On September 10, 2014, the Securities and Exchange Commission (the “SEC”) announced charges against 28 officers, directors and investment firms for failing to make timely filings of reports on Form 41 and Schedules 13D and 13G2 under the Securities Exchange Act of 1934, as amended. In addition, the SEC brought charges against six public companies for contributing to the failure of their officers and directors to file timely reports. Thirty-three of the 34 individuals and companies charged by the SEC agreed to settle with the SEC and pay fines ranging from $25,000 to $150,000.3

The SEC’s recent charges are intended to warn the corporate community that the SEC does not view filing violations as trivial and that ignorance or forgetfulness is no excuse.  Andrew J. Ceresney, Director of the SEC’s Division of Enforcement, stated: “Officers, directors, major shareholders and issuers should all take note: inadvertence is no defense to filing violations, and we will vigorously police these sorts of violations through streamlined actions.”4  Mr. Ceresney also noted that the SEC is now using quantitative analytics and algorithms to identify those individuals or firms that repeatedly are late in making these filings.In addition to avoiding SEC charges and fines, another reason to ensure that these obligations are met is that the failure to make Form 4 filings on time must be disclosed in the proxy statements filed by companies in connection with annual meetings of shareholders.

Accordingly, officers, directors, major shareholders and issuers should make sure that they are up-to- speed on the SEC’s filing requirements and are making timely and accurate filings. We recommend that public companies take the following steps to ensure compliance with Section 16 filing requirements:

  • Confirm that officers and directors understand the scope and importance of the SEC filing requirements and particularly that making these filings correctly and on time ultimately is their personal responsibility, even though their companies may have agreed to assist them in doing so.
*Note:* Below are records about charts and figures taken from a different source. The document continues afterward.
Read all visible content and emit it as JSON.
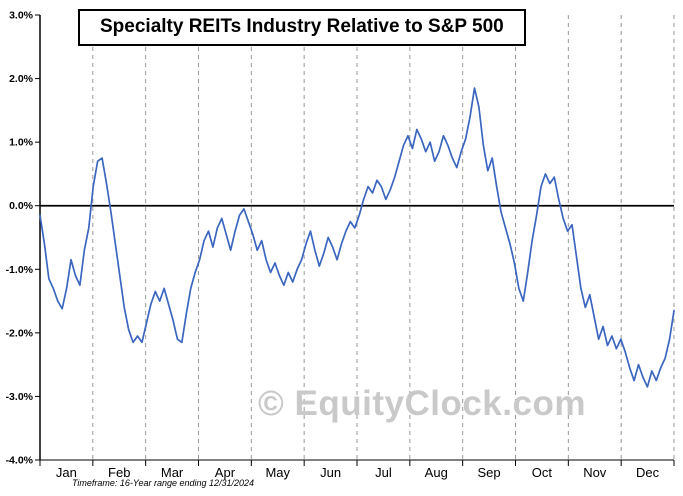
{
  "title": "Specialty REITs Industry Relative to S&P 500",
  "watermark": "© EquityClock.com",
  "footer": "Timeframe: 16-Year range ending 12/31/2024",
  "chart_data": {
    "type": "line",
    "title": "Specialty REITs Industry Relative to S&P 500",
    "series_name": "Specialty REITs relative performance vs S&P 500",
    "xlabel": "",
    "ylabel": "",
    "x_unit": "month",
    "categories": [
      "Jan",
      "Feb",
      "Mar",
      "Apr",
      "May",
      "Jun",
      "Jul",
      "Aug",
      "Sep",
      "Oct",
      "Nov",
      "Dec"
    ],
    "ylim": [
      -4.0,
      3.0
    ],
    "ytick_values": [
      3.0,
      2.0,
      1.0,
      0.0,
      -1.0,
      -2.0,
      -3.0,
      -4.0
    ],
    "ytick_labels": [
      "3.0%",
      "2.0%",
      "1.0%",
      "0.0%",
      "-1.0%",
      "-2.0%",
      "-3.0%",
      "-4.0%"
    ],
    "zero_line": true,
    "grid": "vertical-dashed-monthly",
    "legend_position": "none",
    "line_color": "#3a66c0",
    "axis_color": "#000000",
    "grid_color": "#999999",
    "values": [
      -0.15,
      -0.6,
      -1.15,
      -1.3,
      -1.5,
      -1.62,
      -1.3,
      -0.85,
      -1.1,
      -1.25,
      -0.7,
      -0.35,
      0.3,
      0.7,
      0.75,
      0.35,
      -0.1,
      -0.6,
      -1.1,
      -1.6,
      -1.95,
      -2.15,
      -2.05,
      -2.15,
      -1.85,
      -1.55,
      -1.35,
      -1.5,
      -1.3,
      -1.55,
      -1.8,
      -2.1,
      -2.15,
      -1.7,
      -1.3,
      -1.05,
      -0.85,
      -0.55,
      -0.4,
      -0.65,
      -0.35,
      -0.2,
      -0.45,
      -0.7,
      -0.4,
      -0.15,
      -0.05,
      -0.25,
      -0.45,
      -0.7,
      -0.55,
      -0.85,
      -1.05,
      -0.9,
      -1.1,
      -1.25,
      -1.05,
      -1.2,
      -1.0,
      -0.85,
      -0.6,
      -0.4,
      -0.7,
      -0.95,
      -0.75,
      -0.5,
      -0.65,
      -0.85,
      -0.6,
      -0.4,
      -0.25,
      -0.35,
      -0.15,
      0.1,
      0.3,
      0.2,
      0.4,
      0.3,
      0.1,
      0.25,
      0.45,
      0.7,
      0.95,
      1.1,
      0.9,
      1.2,
      1.05,
      0.85,
      1.0,
      0.7,
      0.85,
      1.1,
      0.95,
      0.75,
      0.6,
      0.85,
      1.05,
      1.4,
      1.85,
      1.55,
      0.95,
      0.55,
      0.75,
      0.3,
      -0.1,
      -0.35,
      -0.6,
      -0.9,
      -1.3,
      -1.5,
      -1.05,
      -0.55,
      -0.15,
      0.3,
      0.5,
      0.35,
      0.45,
      0.1,
      -0.2,
      -0.4,
      -0.3,
      -0.8,
      -1.3,
      -1.6,
      -1.4,
      -1.75,
      -2.1,
      -1.9,
      -2.2,
      -2.05,
      -2.25,
      -2.1,
      -2.3,
      -2.55,
      -2.75,
      -2.5,
      -2.7,
      -2.85,
      -2.6,
      -2.75,
      -2.55,
      -2.4,
      -2.1,
      -1.65
    ]
  }
}
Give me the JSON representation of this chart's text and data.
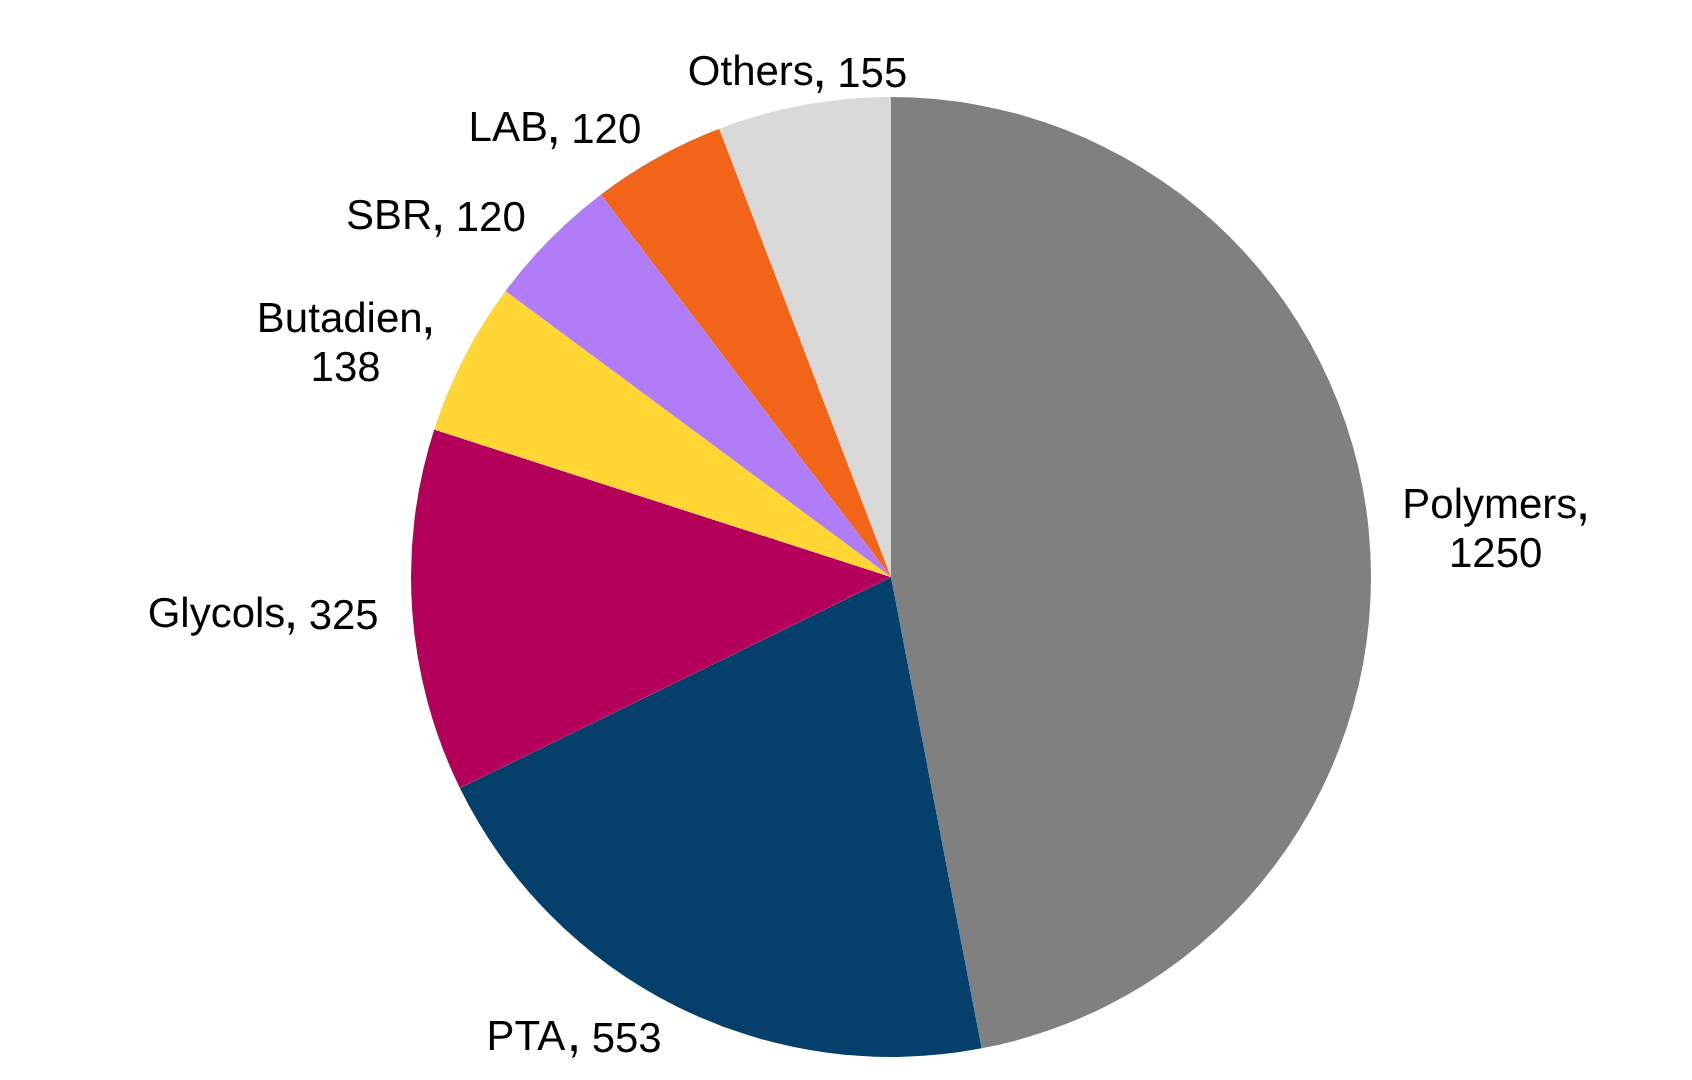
{
  "chart_data": {
    "type": "pie",
    "categories": [
      "Polymers",
      "PTA",
      "Glycols",
      "Butadien",
      "SBR",
      "LAB",
      "Others"
    ],
    "values": [
      1250,
      553,
      325,
      138,
      120,
      120,
      155
    ],
    "colors": [
      "#808080",
      "#053f6b",
      "#b5005b",
      "#ffd633",
      "#b07cf8",
      "#f26418",
      "#d9d9d9"
    ],
    "data_labels": true
  }
}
We believe it is prudent for companies to regularly brief their officers and directors on the importance and the mechanics of meeting these obligations.
  • Companies often assist their officers and directors with respect to making Form 3 and Form 4 filings.Companies that do so should make sure that there is no misunderstanding about what the company is, and is not, doing for the officer or director. As the recent SEC charges indicate, the failure of a company to do what it agreed to do might give rise to separate violations against the company for “contributing” to the violations of its officers and directors.
  • Consider whether the company’s insider trading policies address the SEC filing requirements relating to stock ownership. A “best practice” is for insider trading policies to require pre-clearance of any transactions by officers or directors in the company’s securities. Requiring pre-clearance, in addition to fostering compliance with the company’s insider trading policy, also gives the company a “head start” in preparing the required reports.
  • Review internal company processes to confirm that there is a pre-determined and widely known line of communication for officers and directors to report transactions to the company and that the employee in charge of receiving this information is properly trained on the SEC’s reporting requirements and has access to counsel familiar with the SEC’s rules regarding Section 16(a) reporting.
  • Consider obtaining powers of attorney from all reporting persons so that the company can assist in making the appropriate filings in a timely manner.
  • If any officers, directors or major shareholders have a Rule 10b5-1 trading plan, confirm that it contains a provision directing such person’s broker to transmit transaction information to the person responsible for preparing and filing the necessary SEC reports.